La Sicilia di notte nel nuovo romanzo di Elvira Seminara
AGI - C’è un momento, quando la casa si spegne e il rumore di fondo della giornata si ritira, in cui la realtà cambia consistenza: gli odori diventano più netti, i pensieri prendono un’altra andatura, le presenze sembrano emergere dal buio.
È in questa fascia di tempo – più che in un semplice scenario – che si muove Lunario dei giorni insonni, romanzo di Elvira Seminara pubblicato da Einaudi nella collana I coralli.
La storia è ambientata in un residence sul mare in Sicilia, che nel libro diventa un punto di osservazione ravvicinata delle “piccole assurdità umane”. Qui vive Iris, “quasi cinquant’anni”, un matrimonio naufragato e la scelta – o la necessità – di tenere la vita in un perimetro controllabile.

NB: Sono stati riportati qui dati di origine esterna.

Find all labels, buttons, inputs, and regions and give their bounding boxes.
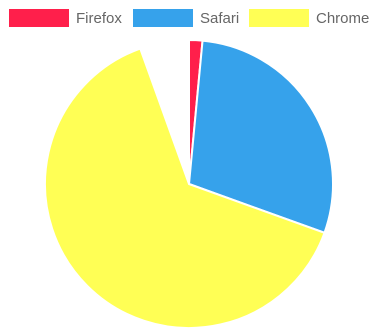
legend-item-chrome[interactable]: Chrome [249, 7, 369, 29]
legend-item-safari[interactable]: Safari [133, 7, 239, 29]
pie-slices [44, 38, 334, 329]
pie-slice-chrome[interactable] [44, 47, 326, 329]
legend-swatch-chrome [249, 9, 309, 27]
pie-slice-safari[interactable] [187, 39, 334, 235]
legend-label-chrome: Chrome [316, 9, 370, 27]
legend-item-firefox[interactable]: Firefox [9, 7, 122, 29]
legend-label-safari: Safari [200, 9, 240, 27]
legend-swatch-firefox [9, 9, 69, 27]
legend-label-firefox: Firefox [76, 9, 122, 27]
chart-legend: Firefox Safari Chrome [0, 7, 371, 29]
legend-swatch-safari [133, 9, 193, 27]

Condivide l’appartamento con Jacopo: dividono l’affitto e qualche mania, ma poco altro. La convivenza è un assetto pratico, un equilibrio di presenze più che una coppia in senso tradizionale.
Di giorno Iris lavora online: insegna letteratura a un pubblico “professionale” in cerca di citazioni e riferimenti pronti, compone mappe – mentali e non solo – per orientarsi nel caos. Il vero spostamento, però, avviene quando cambia l’orario: Iris esce di notte, cammina sotto la luna sul lungomare e affina, passo dopo passo, una sorta di disciplina della veglia.
Il titolo richiama l’idea del lunario: non un calendario di date, ma una scansione fatta di notti, piccoli incontri, deviazioni. Nel romanzo la notte non è presentata come vuoto: è uno spazio in cui si riorganizzano relazioni e percezioni. Iris trova nelle ore buie una possibilità diversa: meno esposta, più laterale, ma non per questo sterile.
A complicare e ampliare la traiettoria di Iris c’è un’idea centrale: l’insonnia è contagiosa. In un settembre infuocato che sembra non finire, il buio si popola di una piccola umanità notturna: figure ai margini, persone in transito, presenze che abitano “il tempo rovesciato della veglia”. Iris comincia una stirpe antica e smisurata: quella degli insonni, “creature di confine”, una confraternita sparsa ovunque.
Tra gli incontri più importanti c’è Aida, una vicina anziana che ha dimenticato molte cose. Il rapporto con lei – un legame “strambo” e in apparenza innocuo – finisce per dilatare l’orizzonte di Iris.
Sul fondo, senza trasformarsi in “messaggio” esplicito, resta un elemento che accompagna l’intero racconto: un’estate senza fine e una natura in trasformazione, “in preda a un disastro che ci somiglia”. È anche da qui che nasce l’ossessione per un altrove: per Iris il paradiso è Alert, l’insediamento umano più a nord del pianeta, dove immagina “in ibernazione” i sogni non realizzati.
Elvira Seminara vive tra Catania e Roma, collabora con riviste e cura laboratori di scrittura in Italia e all’estero. Per Einaudi ha pubblicato anche 'Atlante degli abiti smessi', 'I segreti del giovedì sera' e 'Diavoli di sabbia'.